I also see this with clients where the general wish is to transcend that which is painful. That they are a problem that needs to be fixed, and when we discover a cure for them all will fall into place. I haven’t seen it work that way. Of course, things change, trauma is released, perspective widens, and some stability will enter their lives, but the deep existential issues of life are not resolved. Those experiences like failure, the unfairness of life, powerlessness, chronic illness, deep attachment wounds, and painful family of origin relationships will need to be treated differently.

A tact, which is useful, involves not transcending the problems of humanness but descending into the muck of life and welcoming it home. One way of thinking of this process is imagining that these painful experiences and parts of ourselves are things which need to be welcomed home, and not just welcomed home and shoved in the basement, but given a seat at the table of our life. This is the key difference: when we are doing self-care because we believe being kind to ourselves will result in bad feelings going away, or being loving to our anxiety in hopes it will disappear, we are caught in the same cycle of avoidance. But if we can invite these objectionable parts of ourselves to the table of our life, to our inner most rooms, there is a chance deep systemic change can happen.

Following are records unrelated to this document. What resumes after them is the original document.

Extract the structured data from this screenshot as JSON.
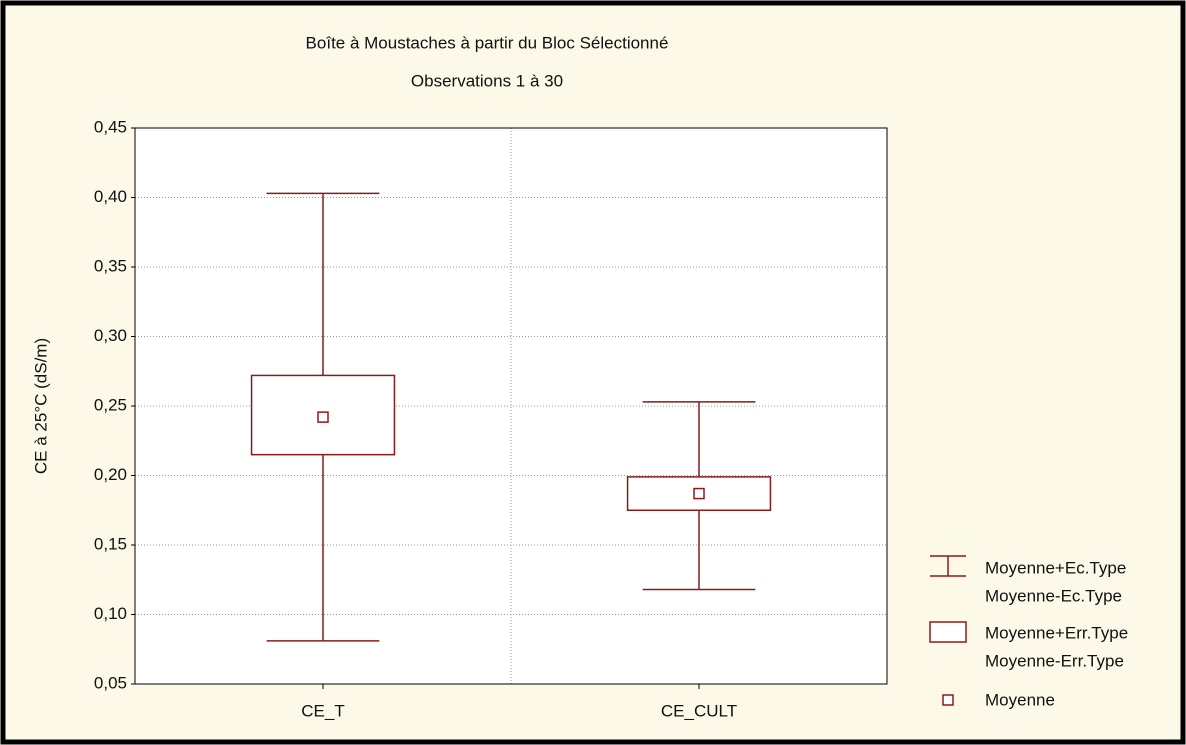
{
  "chart_data": {
    "type": "box",
    "title": "Boîte à Moustaches à partir du Bloc Sélectionné",
    "subtitle": "Observations 1 à 30",
    "y_label": "CE à 25°C (dS/m)",
    "categories": [
      "CE_T",
      "CE_CULT"
    ],
    "mean": [
      0.242,
      0.187
    ],
    "mean_plus_se": [
      0.272,
      0.199
    ],
    "mean_minus_se": [
      0.215,
      0.175
    ],
    "mean_plus_sd": [
      0.403,
      0.253
    ],
    "mean_minus_sd": [
      0.081,
      0.118
    ],
    "color": "#8b1a1a",
    "ylim": [
      0.05,
      0.45
    ],
    "yticks": [
      {
        "value": 0.05,
        "label": "0,05"
      },
      {
        "value": 0.1,
        "label": "0,10"
      },
      {
        "value": 0.15,
        "label": "0,15"
      },
      {
        "value": 0.2,
        "label": "0,20"
      },
      {
        "value": 0.25,
        "label": "0,25"
      },
      {
        "value": 0.3,
        "label": "0,30"
      },
      {
        "value": 0.35,
        "label": "0,35"
      },
      {
        "value": 0.4,
        "label": "0,40"
      },
      {
        "value": 0.45,
        "label": "0,45"
      }
    ],
    "grid": true,
    "legend": {
      "whisker": [
        "Moyenne+Ec.Type",
        "Moyenne-Ec.Type"
      ],
      "box": [
        "Moyenne+Err.Type",
        "Moyenne-Err.Type"
      ],
      "mean": "Moyenne"
    }
  }
}
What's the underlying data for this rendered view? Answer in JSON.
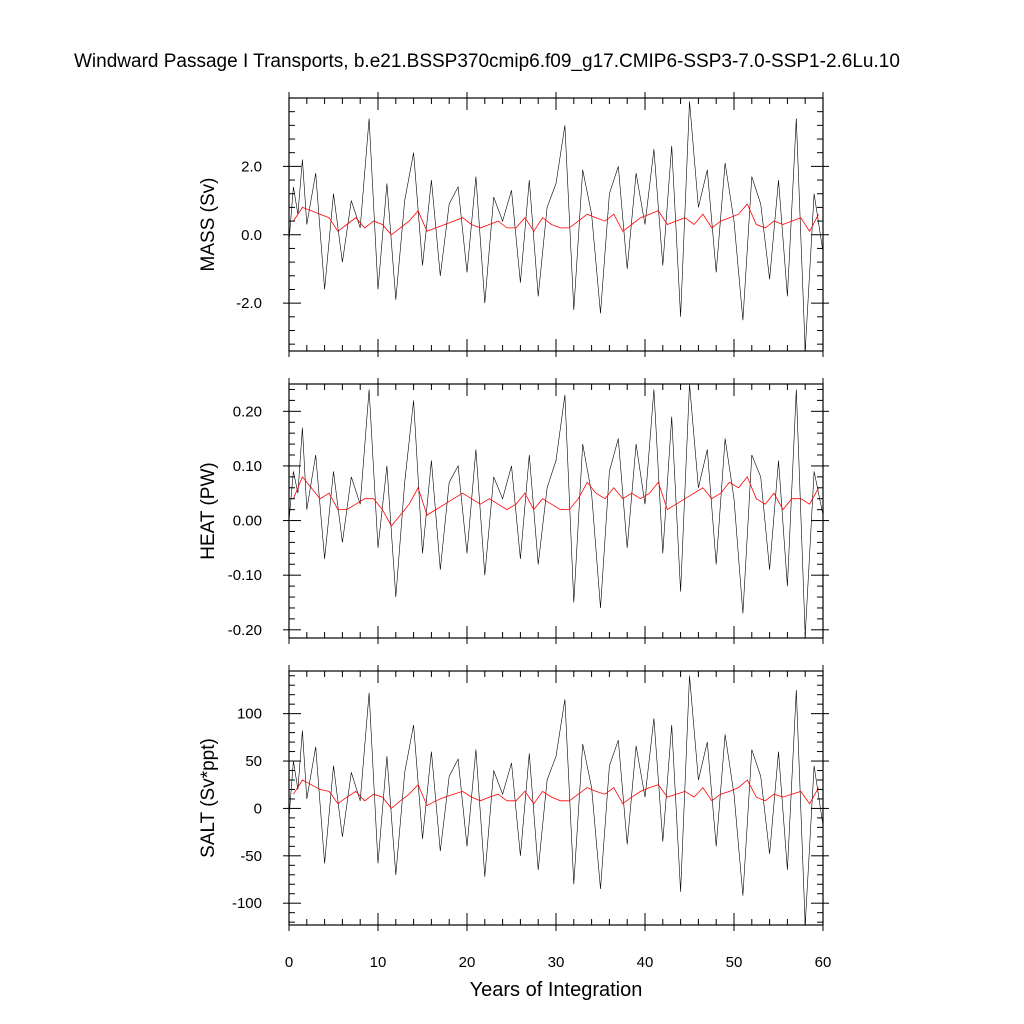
{
  "title": "Windward Passage I Transports, b.e21.BSSP370cmip6.f09_g17.CMIP6-SSP3-7.0-SSP1-2.6Lu.10",
  "colors": {
    "raw_series": "#000000",
    "smoothed_series": "#ff0000"
  },
  "chart_data": [
    {
      "type": "line",
      "ylabel": "MASS (Sv)",
      "xlabel": "",
      "xlim": [
        0,
        60
      ],
      "ylim": [
        -3.4,
        4.0
      ],
      "xticks": [
        0,
        10,
        20,
        30,
        40,
        50,
        60
      ],
      "yticks": [
        -2.0,
        0.0,
        2.0
      ],
      "ytick_labels": [
        "-2.0",
        "0.0",
        "2.0"
      ],
      "xticklabels_shown": false,
      "series": [
        {
          "kind": "raw-monthly",
          "color": "#000000",
          "x": [
            0,
            0.5,
            1,
            1.5,
            2,
            3,
            4,
            5,
            6,
            7,
            8,
            9,
            10,
            11,
            12,
            13,
            14,
            15,
            16,
            17,
            18,
            19,
            20,
            21,
            22,
            23,
            24,
            25,
            26,
            27,
            28,
            29,
            30,
            31,
            32,
            33,
            34,
            35,
            36,
            37,
            38,
            39,
            40,
            41,
            42,
            43,
            44,
            45,
            46,
            47,
            48,
            49,
            50,
            51,
            52,
            53,
            54,
            55,
            56,
            57,
            58,
            59,
            60
          ],
          "y": [
            -0.2,
            1.4,
            0.6,
            2.2,
            0.3,
            1.8,
            -1.6,
            1.2,
            -0.8,
            1.0,
            0.2,
            3.4,
            -1.6,
            1.5,
            -1.9,
            1.0,
            2.4,
            -0.9,
            1.6,
            -1.2,
            0.9,
            1.4,
            -1.1,
            1.7,
            -2.0,
            1.1,
            0.4,
            1.3,
            -1.4,
            1.6,
            -1.8,
            0.8,
            1.5,
            3.2,
            -2.2,
            1.9,
            0.6,
            -2.3,
            1.2,
            2.0,
            -1.0,
            1.8,
            0.3,
            2.5,
            -0.9,
            2.6,
            -2.4,
            3.9,
            0.8,
            1.9,
            -1.1,
            2.1,
            0.4,
            -2.5,
            1.7,
            0.9,
            -1.3,
            1.6,
            -1.8,
            3.4,
            -3.4,
            1.2,
            -0.5
          ]
        },
        {
          "kind": "annual-mean",
          "color": "#ff0000",
          "x": [
            0.5,
            1.5,
            2.5,
            3.5,
            4.5,
            5.5,
            6.5,
            7.5,
            8.5,
            9.5,
            10.5,
            11.5,
            12.5,
            13.5,
            14.5,
            15.5,
            16.5,
            17.5,
            18.5,
            19.5,
            20.5,
            21.5,
            22.5,
            23.5,
            24.5,
            25.5,
            26.5,
            27.5,
            28.5,
            29.5,
            30.5,
            31.5,
            32.5,
            33.5,
            34.5,
            35.5,
            36.5,
            37.5,
            38.5,
            39.5,
            40.5,
            41.5,
            42.5,
            43.5,
            44.5,
            45.5,
            46.5,
            47.5,
            48.5,
            49.5,
            50.5,
            51.5,
            52.5,
            53.5,
            54.5,
            55.5,
            56.5,
            57.5,
            58.5,
            59.5
          ],
          "y": [
            0.4,
            0.8,
            0.7,
            0.6,
            0.5,
            0.1,
            0.3,
            0.5,
            0.2,
            0.4,
            0.3,
            0.0,
            0.2,
            0.4,
            0.7,
            0.1,
            0.2,
            0.3,
            0.4,
            0.5,
            0.3,
            0.2,
            0.3,
            0.4,
            0.2,
            0.2,
            0.5,
            0.1,
            0.5,
            0.3,
            0.2,
            0.2,
            0.4,
            0.6,
            0.5,
            0.4,
            0.6,
            0.1,
            0.3,
            0.5,
            0.6,
            0.7,
            0.3,
            0.4,
            0.5,
            0.3,
            0.6,
            0.2,
            0.4,
            0.5,
            0.6,
            0.9,
            0.3,
            0.2,
            0.4,
            0.3,
            0.4,
            0.5,
            0.1,
            0.6
          ]
        }
      ]
    },
    {
      "type": "line",
      "ylabel": "HEAT (PW)",
      "xlabel": "",
      "xlim": [
        0,
        60
      ],
      "ylim": [
        -0.215,
        0.25
      ],
      "xticks": [
        0,
        10,
        20,
        30,
        40,
        50,
        60
      ],
      "yticks": [
        -0.2,
        -0.1,
        0.0,
        0.1,
        0.2
      ],
      "ytick_labels": [
        "-0.20",
        "-0.10",
        "0.00",
        "0.10",
        "0.20"
      ],
      "xticklabels_shown": false,
      "series": [
        {
          "kind": "raw-monthly",
          "color": "#000000",
          "x": [
            0,
            0.5,
            1,
            1.5,
            2,
            3,
            4,
            5,
            6,
            7,
            8,
            9,
            10,
            11,
            12,
            13,
            14,
            15,
            16,
            17,
            18,
            19,
            20,
            21,
            22,
            23,
            24,
            25,
            26,
            27,
            28,
            29,
            30,
            31,
            32,
            33,
            34,
            35,
            36,
            37,
            38,
            39,
            40,
            41,
            42,
            43,
            44,
            45,
            46,
            47,
            48,
            49,
            50,
            51,
            52,
            53,
            54,
            55,
            56,
            57,
            58,
            59,
            60
          ],
          "y": [
            0.0,
            0.09,
            0.05,
            0.17,
            0.02,
            0.12,
            -0.07,
            0.09,
            -0.04,
            0.08,
            0.03,
            0.24,
            -0.05,
            0.1,
            -0.14,
            0.07,
            0.22,
            -0.06,
            0.11,
            -0.09,
            0.07,
            0.1,
            -0.06,
            0.13,
            -0.1,
            0.08,
            0.04,
            0.1,
            -0.07,
            0.12,
            -0.08,
            0.06,
            0.11,
            0.23,
            -0.15,
            0.14,
            0.05,
            -0.16,
            0.09,
            0.15,
            -0.05,
            0.14,
            0.03,
            0.24,
            -0.06,
            0.19,
            -0.13,
            0.25,
            0.06,
            0.13,
            -0.08,
            0.15,
            0.04,
            -0.17,
            0.12,
            0.08,
            -0.09,
            0.11,
            -0.12,
            0.24,
            -0.21,
            0.09,
            0.01
          ]
        },
        {
          "kind": "annual-mean",
          "color": "#ff0000",
          "x": [
            0.5,
            1.5,
            2.5,
            3.5,
            4.5,
            5.5,
            6.5,
            7.5,
            8.5,
            9.5,
            10.5,
            11.5,
            12.5,
            13.5,
            14.5,
            15.5,
            16.5,
            17.5,
            18.5,
            19.5,
            20.5,
            21.5,
            22.5,
            23.5,
            24.5,
            25.5,
            26.5,
            27.5,
            28.5,
            29.5,
            30.5,
            31.5,
            32.5,
            33.5,
            34.5,
            35.5,
            36.5,
            37.5,
            38.5,
            39.5,
            40.5,
            41.5,
            42.5,
            43.5,
            44.5,
            45.5,
            46.5,
            47.5,
            48.5,
            49.5,
            50.5,
            51.5,
            52.5,
            53.5,
            54.5,
            55.5,
            56.5,
            57.5,
            58.5,
            59.5
          ],
          "y": [
            0.04,
            0.08,
            0.06,
            0.04,
            0.05,
            0.02,
            0.02,
            0.03,
            0.04,
            0.04,
            0.02,
            -0.01,
            0.01,
            0.03,
            0.06,
            0.01,
            0.02,
            0.03,
            0.04,
            0.05,
            0.04,
            0.03,
            0.04,
            0.03,
            0.02,
            0.03,
            0.05,
            0.02,
            0.04,
            0.03,
            0.02,
            0.02,
            0.04,
            0.07,
            0.05,
            0.04,
            0.06,
            0.04,
            0.05,
            0.04,
            0.05,
            0.07,
            0.02,
            0.03,
            0.04,
            0.05,
            0.06,
            0.04,
            0.05,
            0.07,
            0.06,
            0.08,
            0.04,
            0.03,
            0.05,
            0.02,
            0.04,
            0.04,
            0.03,
            0.06
          ]
        }
      ]
    },
    {
      "type": "line",
      "ylabel": "SALT (Sv*ppt)",
      "xlabel": "Years of Integration",
      "xlim": [
        0,
        60
      ],
      "ylim": [
        -123,
        145
      ],
      "xticks": [
        0,
        10,
        20,
        30,
        40,
        50,
        60
      ],
      "xtick_labels": [
        "0",
        "10",
        "20",
        "30",
        "40",
        "50",
        "60"
      ],
      "yticks": [
        -100,
        -50,
        0,
        50,
        100
      ],
      "ytick_labels": [
        "-100",
        "-50",
        "0",
        "50",
        "100"
      ],
      "xticklabels_shown": true,
      "series": [
        {
          "kind": "raw-monthly",
          "color": "#000000",
          "x": [
            0,
            0.5,
            1,
            1.5,
            2,
            3,
            4,
            5,
            6,
            7,
            8,
            9,
            10,
            11,
            12,
            13,
            14,
            15,
            16,
            17,
            18,
            19,
            20,
            21,
            22,
            23,
            24,
            25,
            26,
            27,
            28,
            29,
            30,
            31,
            32,
            33,
            34,
            35,
            36,
            37,
            38,
            39,
            40,
            41,
            42,
            43,
            44,
            45,
            46,
            47,
            48,
            49,
            50,
            51,
            52,
            53,
            54,
            55,
            56,
            57,
            58,
            59,
            60
          ],
          "y": [
            -10,
            50,
            20,
            82,
            10,
            65,
            -58,
            45,
            -30,
            38,
            8,
            122,
            -58,
            55,
            -70,
            38,
            88,
            -32,
            60,
            -45,
            34,
            52,
            -40,
            62,
            -72,
            40,
            15,
            48,
            -50,
            58,
            -65,
            30,
            55,
            115,
            -80,
            68,
            22,
            -85,
            45,
            72,
            -38,
            66,
            12,
            95,
            -35,
            88,
            -88,
            140,
            30,
            70,
            -40,
            78,
            15,
            -92,
            62,
            34,
            -48,
            60,
            -65,
            125,
            -123,
            45,
            -18
          ]
        },
        {
          "kind": "annual-mean",
          "color": "#ff0000",
          "x": [
            0.5,
            1.5,
            2.5,
            3.5,
            4.5,
            5.5,
            6.5,
            7.5,
            8.5,
            9.5,
            10.5,
            11.5,
            12.5,
            13.5,
            14.5,
            15.5,
            16.5,
            17.5,
            18.5,
            19.5,
            20.5,
            21.5,
            22.5,
            23.5,
            24.5,
            25.5,
            26.5,
            27.5,
            28.5,
            29.5,
            30.5,
            31.5,
            32.5,
            33.5,
            34.5,
            35.5,
            36.5,
            37.5,
            38.5,
            39.5,
            40.5,
            41.5,
            42.5,
            43.5,
            44.5,
            45.5,
            46.5,
            47.5,
            48.5,
            49.5,
            50.5,
            51.5,
            52.5,
            53.5,
            54.5,
            55.5,
            56.5,
            57.5,
            58.5,
            59.5
          ],
          "y": [
            15,
            30,
            25,
            20,
            18,
            5,
            12,
            18,
            8,
            15,
            12,
            0,
            8,
            15,
            25,
            3,
            8,
            12,
            15,
            18,
            12,
            8,
            12,
            15,
            8,
            8,
            18,
            5,
            18,
            12,
            8,
            8,
            15,
            22,
            18,
            15,
            22,
            5,
            12,
            18,
            22,
            25,
            12,
            15,
            18,
            12,
            22,
            8,
            15,
            18,
            22,
            30,
            12,
            8,
            15,
            12,
            15,
            18,
            5,
            22
          ]
        }
      ]
    }
  ]
}
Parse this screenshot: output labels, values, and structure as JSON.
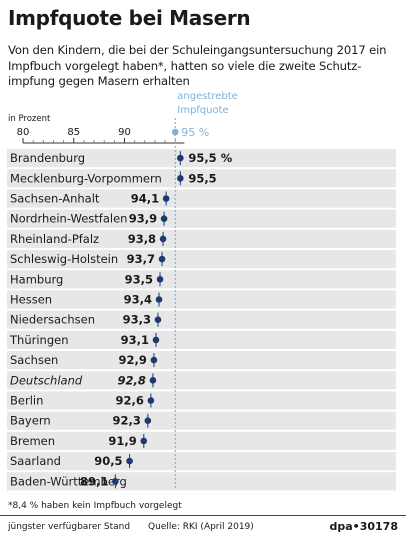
{
  "title": "Impfquote bei Masern",
  "subtitle": "Von den Kindern, die bei der Schuleingangsuntersuchung 2017 ein Impfbuch vorgelegt haben*, hatten so viele die zweite Schutz-impfung gegen Masern erhalten",
  "footnote": "*8,4 % haben kein Impfbuch vorgelegt",
  "footer": {
    "stand": "jüngster verfügbarer Stand",
    "source": "Quelle: RKI (April 2019)",
    "credit": "dpa•30178"
  },
  "colors": {
    "marker": "#1c3a6e",
    "row_bg": "#e7e7e7",
    "target": "#7fb2d9"
  },
  "chart_data": {
    "type": "dot",
    "xlabel": "in Prozent",
    "xticks": [
      80,
      85,
      90
    ],
    "xlim": [
      80,
      96
    ],
    "target": {
      "value": 95,
      "label_line1": "angestrebte",
      "label_line2": "Impfquote",
      "value_label": "95 %"
    },
    "categories": [
      "Brandenburg",
      "Mecklenburg-Vorpommern",
      "Sachsen-Anhalt",
      "Nordrhein-Westfalen",
      "Rheinland-Pfalz",
      "Schleswig-Holstein",
      "Hamburg",
      "Hessen",
      "Niedersachsen",
      "Thüringen",
      "Sachsen",
      "Deutschland",
      "Berlin",
      "Bayern",
      "Bremen",
      "Saarland",
      "Baden-Württemberg"
    ],
    "values": [
      95.5,
      95.5,
      94.1,
      93.9,
      93.8,
      93.7,
      93.5,
      93.4,
      93.3,
      93.1,
      92.9,
      92.8,
      92.6,
      92.3,
      91.9,
      90.5,
      89.1
    ],
    "value_labels": [
      "95,5 %",
      "95,5",
      "94,1",
      "93,9",
      "93,8",
      "93,7",
      "93,5",
      "93,4",
      "93,3",
      "93,1",
      "92,9",
      "92,8",
      "92,6",
      "92,3",
      "91,9",
      "90,5",
      "89,1"
    ],
    "italic": [
      "Deutschland"
    ]
  }
}
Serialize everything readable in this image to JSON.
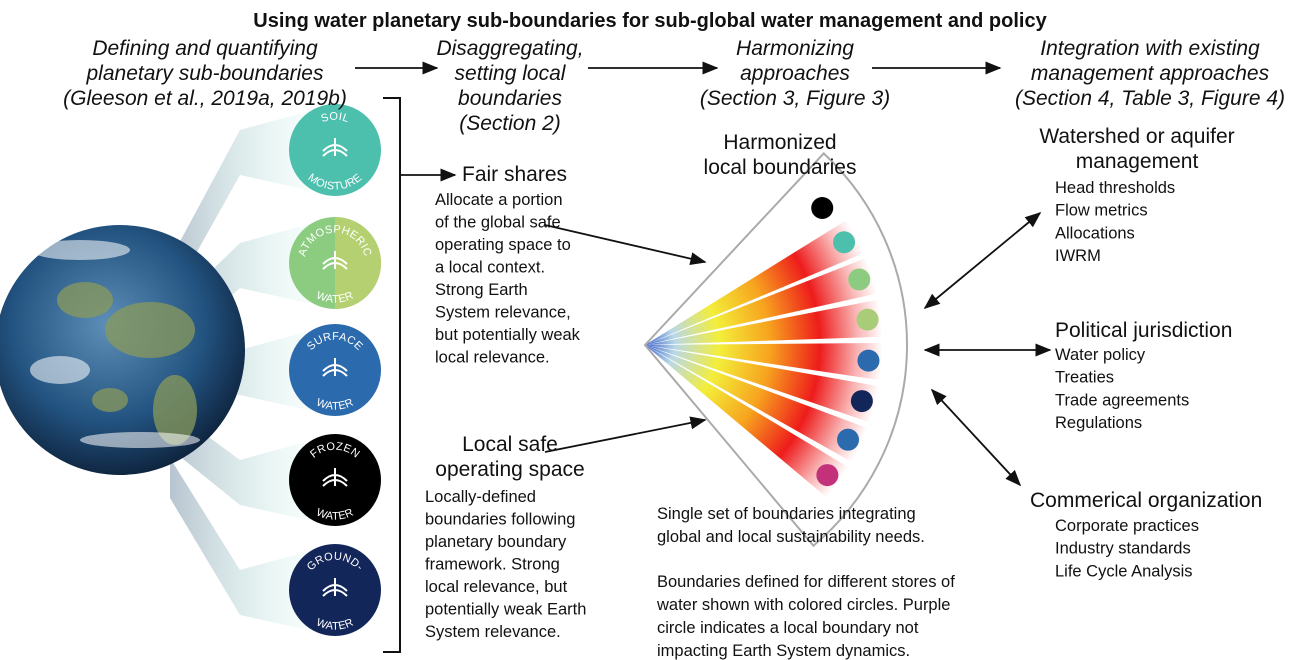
{
  "title": "Using water planetary sub-boundaries for sub-global water management and policy",
  "steps": [
    [
      "Defining and quantifying",
      "planetary sub-boundaries",
      "(Gleeson et al., 2019a, 2019b)"
    ],
    [
      "Disaggregating,",
      "setting local",
      "boundaries",
      "(Section 2)"
    ],
    [
      "Harmonizing",
      "approaches",
      "(Section 3, Figure 3)"
    ],
    [
      "Integration with existing",
      "management approaches",
      "(Section 4, Table 3, Figure 4)"
    ]
  ],
  "stores": [
    {
      "top": "SOIL",
      "bottom": "MOISTURE"
    },
    {
      "top": "ATMOSPHERIC",
      "bottom": "WATER"
    },
    {
      "top": "SURFACE",
      "bottom": "WATER"
    },
    {
      "top": "FROZEN",
      "bottom": "WATER"
    },
    {
      "top": "GROUND-",
      "bottom": "WATER"
    }
  ],
  "fair_shares": {
    "heading": [
      "Fair shares"
    ],
    "body": [
      "Allocate a portion",
      "of the global safe",
      "operating space to",
      "a local context.",
      "Strong Earth",
      "System relevance,",
      "but potentially weak",
      "local relevance."
    ]
  },
  "local_safe": {
    "heading": [
      "Local safe",
      "operating space"
    ],
    "body": [
      "Locally-defined",
      "boundaries following",
      "planetary boundary",
      "framework. Strong",
      "local relevance, but",
      "potentially weak Earth",
      "System relevance."
    ]
  },
  "harmonized": {
    "heading": [
      "Harmonized",
      "local boundaries"
    ],
    "caption1": [
      "Single set of boundaries integrating",
      "global and local sustainability needs."
    ],
    "caption2": [
      "Boundaries defined for different stores of",
      "water shown with colored circles. Purple",
      "circle indicates a local boundary not",
      "impacting Earth System dynamics."
    ]
  },
  "approaches": [
    {
      "heading": [
        "Watershed or aquifer",
        "management"
      ],
      "items": [
        "Head thresholds",
        "Flow metrics",
        "Allocations",
        "IWRM"
      ]
    },
    {
      "heading": [
        "Political jurisdiction"
      ],
      "items": [
        "Water policy",
        "Treaties",
        "Trade agreements",
        "Regulations"
      ]
    },
    {
      "heading": [
        "Commerical organization"
      ],
      "items": [
        "Corporate practices",
        "Industry standards",
        "Life Cycle Analysis"
      ]
    }
  ]
}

And that change often looks paradoxical, for example when one can say, “Wow, I really am misogynist, homophobic, scared of the dark, get joy out of seeing that person suffer,” or “yes, I truly hate myself and don’t want to treat myself well” then there is a chance for change. Speaking the truth of this human predicament in all its glory and goriness allows for the hiding to stop, the masquerading to end and a chance for liberation to begin. As long as we are trying to uphold the structures and conditioning of our ego there is not enough energy for life to harness and move through and transform us.

So the good thing is you don’t really have to do all that much, because its more about seeing what needs to be undone. What ways do you bolster yourself up when feeling insecure? Try to not do it next time, and that vulnerability or tender heart you find under the surface welcome it home. Instead of getting in that intense workout when you’re exhausted try going home and doing nothing. Like literally, just sit on the couch and maybe eat some ice cream, and welcome home the critic that arises to berate you for not being more disciplined. The basic idea is to shake up your unquestioned ideas and make your life into an experiment to discover who you really are behind all the things that you define yourself as. It takes a lot of courage to do this and may feel impossible, so be gentle, but just because something feels impossible doesn’t mean it’s not worth trying!